Previously: Is this anything?.
Nope, it wasn't. Perhaps this is. I fixed some bugs and added the ancestors
thingie, which feels a bit kludgey at the moment. Maybe I should just stack them instead. Hmm. I don't know if I should really be doing this on a headache.
#!/usr/bin/env python2.5
from xml.etree.ElementTree import iterparse
from xml.etree.ElementPath import _compile, xpath_descendant_or_self
def iterfind(source, path):
path = _compile(path).path
tags = []
ancestors = -1
for event, elem in iterparse(source, ("start", "end")):
match = _match_path(tags, path)
if event == "end":
if match:
yield elem
if not ancestors: elem.clear()
ancestors -= 1
tags.pop()
else:
tags.append(elem.tag)
if match: ancestors += 1
def _match_path(tags, path):
if tags == path: return True
if not tags or not path: return False
if isinstance(path[0], xpath_descendant_or_self):
return any(_match_path(tags[i:], path[1:])

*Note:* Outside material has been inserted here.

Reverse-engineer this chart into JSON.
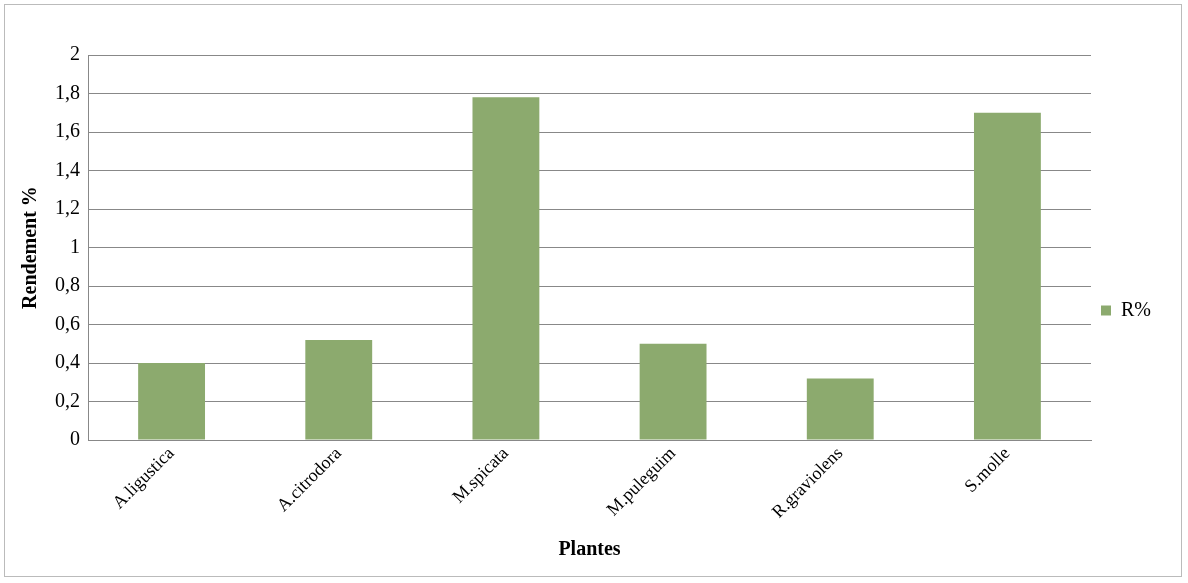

for i in range(len(tags)))
else:
if path[0] in ("*", tags[0]):
return _match_path(tags[1:], path[1:])
if __name__ == '__main__':
# XX: Lame main procedure for my own testing
import urllib2
import sys
from xml.etree.ElementTree import tostring
data = urllib2.urlopen("http://infix.se/")

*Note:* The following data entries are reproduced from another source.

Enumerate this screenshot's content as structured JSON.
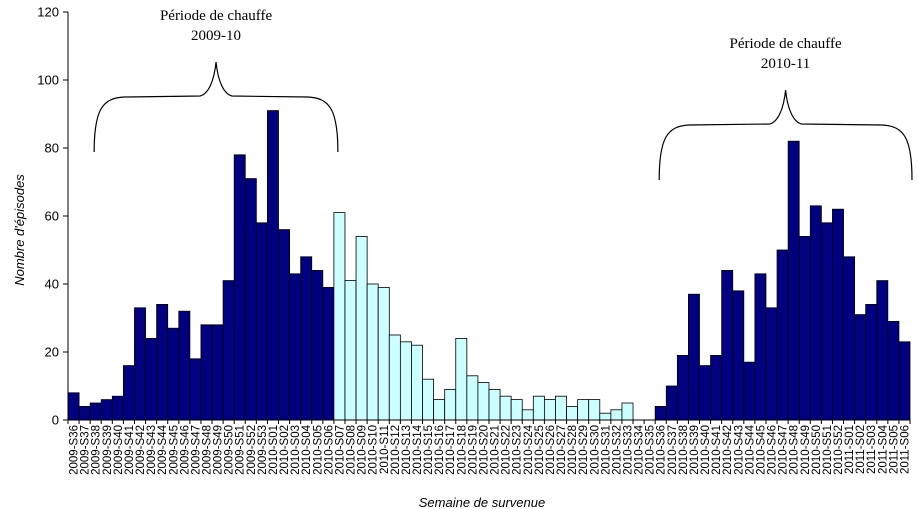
{
  "chart_data": {
    "type": "bar",
    "xlabel": "Semaine de survenue",
    "ylabel": "Nombre d'épisodes",
    "ylim": [
      0,
      120
    ],
    "yticks": [
      0,
      20,
      40,
      60,
      80,
      100,
      120
    ],
    "grid": false,
    "legend": "none",
    "colors": {
      "heating": "#000080",
      "other": "#ccffff",
      "edge": "#000000"
    },
    "categories": [
      "2009-S36",
      "2009-S37",
      "2009-S38",
      "2009-S39",
      "2009-S40",
      "2009-S41",
      "2009-S42",
      "2009-S43",
      "2009-S44",
      "2009-S45",
      "2009-S46",
      "2009-S47",
      "2009-S48",
      "2009-S49",
      "2009-S50",
      "2009-S51",
      "2009-S52",
      "2009-S53",
      "2010-S01",
      "2010-S02",
      "2010-S03",
      "2010-S04",
      "2010-S05",
      "2010-S06",
      "2010-S07",
      "2010-S08",
      "2010-S09",
      "2010-S10",
      "2010-S11",
      "2010-S12",
      "2010-S13",
      "2010-S14",
      "2010-S15",
      "2010-S16",
      "2010-S17",
      "2010-S18",
      "2010-S19",
      "2010-S20",
      "2010-S21",
      "2010-S22",
      "2010-S23",
      "2010-S24",
      "2010-S25",
      "2010-S26",
      "2010-S27",
      "2010-S28",
      "2010-S29",
      "2010-S30",
      "2010-S31",
      "2010-S32",
      "2010-S33",
      "2010-S34",
      "2010-S35",
      "2010-S36",
      "2010-S37",
      "2010-S38",
      "2010-S39",
      "2010-S40",
      "2010-S41",
      "2010-S42",
      "2010-S43",
      "2010-S44",
      "2010-S45",
      "2010-S46",
      "2010-S47",
      "2010-S48",
      "2010-S49",
      "2010-S50",
      "2010-S51",
      "2010-S52",
      "2011-S01",
      "2011-S02",
      "2011-S03",
      "2011-S04",
      "2011-S05",
      "2011-S06"
    ],
    "values": [
      8,
      4,
      5,
      6,
      7,
      16,
      33,
      24,
      34,
      27,
      32,
      18,
      28,
      28,
      41,
      78,
      71,
      58,
      91,
      56,
      43,
      48,
      44,
      39,
      61,
      41,
      54,
      40,
      39,
      25,
      23,
      22,
      12,
      6,
      9,
      24,
      13,
      11,
      9,
      7,
      6,
      3,
      7,
      6,
      7,
      4,
      6,
      6,
      2,
      3,
      5,
      0,
      0,
      4,
      10,
      19,
      37,
      16,
      19,
      44,
      38,
      17,
      43,
      33,
      50,
      82,
      54,
      63,
      58,
      62,
      48,
      31,
      34,
      41,
      29,
      23
    ],
    "period": [
      "heating",
      "heating",
      "heating",
      "heating",
      "heating",
      "heating",
      "heating",
      "heating",
      "heating",
      "heating",
      "heating",
      "heating",
      "heating",
      "heating",
      "heating",
      "heating",
      "heating",
      "heating",
      "heating",
      "heating",
      "heating",
      "heating",
      "heating",
      "heating",
      "other",
      "other",
      "other",
      "other",
      "other",
      "other",
      "other",
      "other",
      "other",
      "other",
      "other",
      "other",
      "other",
      "other",
      "other",
      "other",
      "other",
      "other",
      "other",
      "other",
      "other",
      "other",
      "other",
      "other",
      "other",
      "other",
      "other",
      "other",
      "other",
      "heating",
      "heating",
      "heating",
      "heating",
      "heating",
      "heating",
      "heating",
      "heating",
      "heating",
      "heating",
      "heating",
      "heating",
      "heating",
      "heating",
      "heating",
      "heating",
      "heating",
      "heating",
      "heating",
      "heating",
      "heating",
      "heating",
      "heating"
    ],
    "annotations": [
      {
        "line1": "Période de chauffe",
        "line2": "2009-10",
        "from": "2009-S38",
        "to": "2010-S06"
      },
      {
        "line1": "Période de chauffe",
        "line2": "2010-11",
        "from": "2010-S36",
        "to": "2011-S06"
      }
    ]
  }
}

for elem in iterfind(data, sys.argv[1]):
print tostring(elem)
So it's kind of like iterparse, except you only get the elements that match a simple xpath expression - like the ones ElementTree can handle. Example:
$ ./iterfind.py './/h1/*'
<span>Is this anything?</span>
<span>Status: astray</span>
<span>I don't have an accent</span>
<span>PayPal, why do you hate me?</span>
<span>Killing time</span>
<span>Found elsewhere</span>
<span>Search this site</span>
<span>Subscribe by email</span>
<span>Photostream</span>
I would like to have a fuller xpath implementation, though, to be able to do pick things like "all the a
elements under the div
with id="navigation"
. (It's not specifically for XHTML, though; it was just a convenient data set to test it on.) Maybe I should look into how lxml does it. Maybe it's overkill.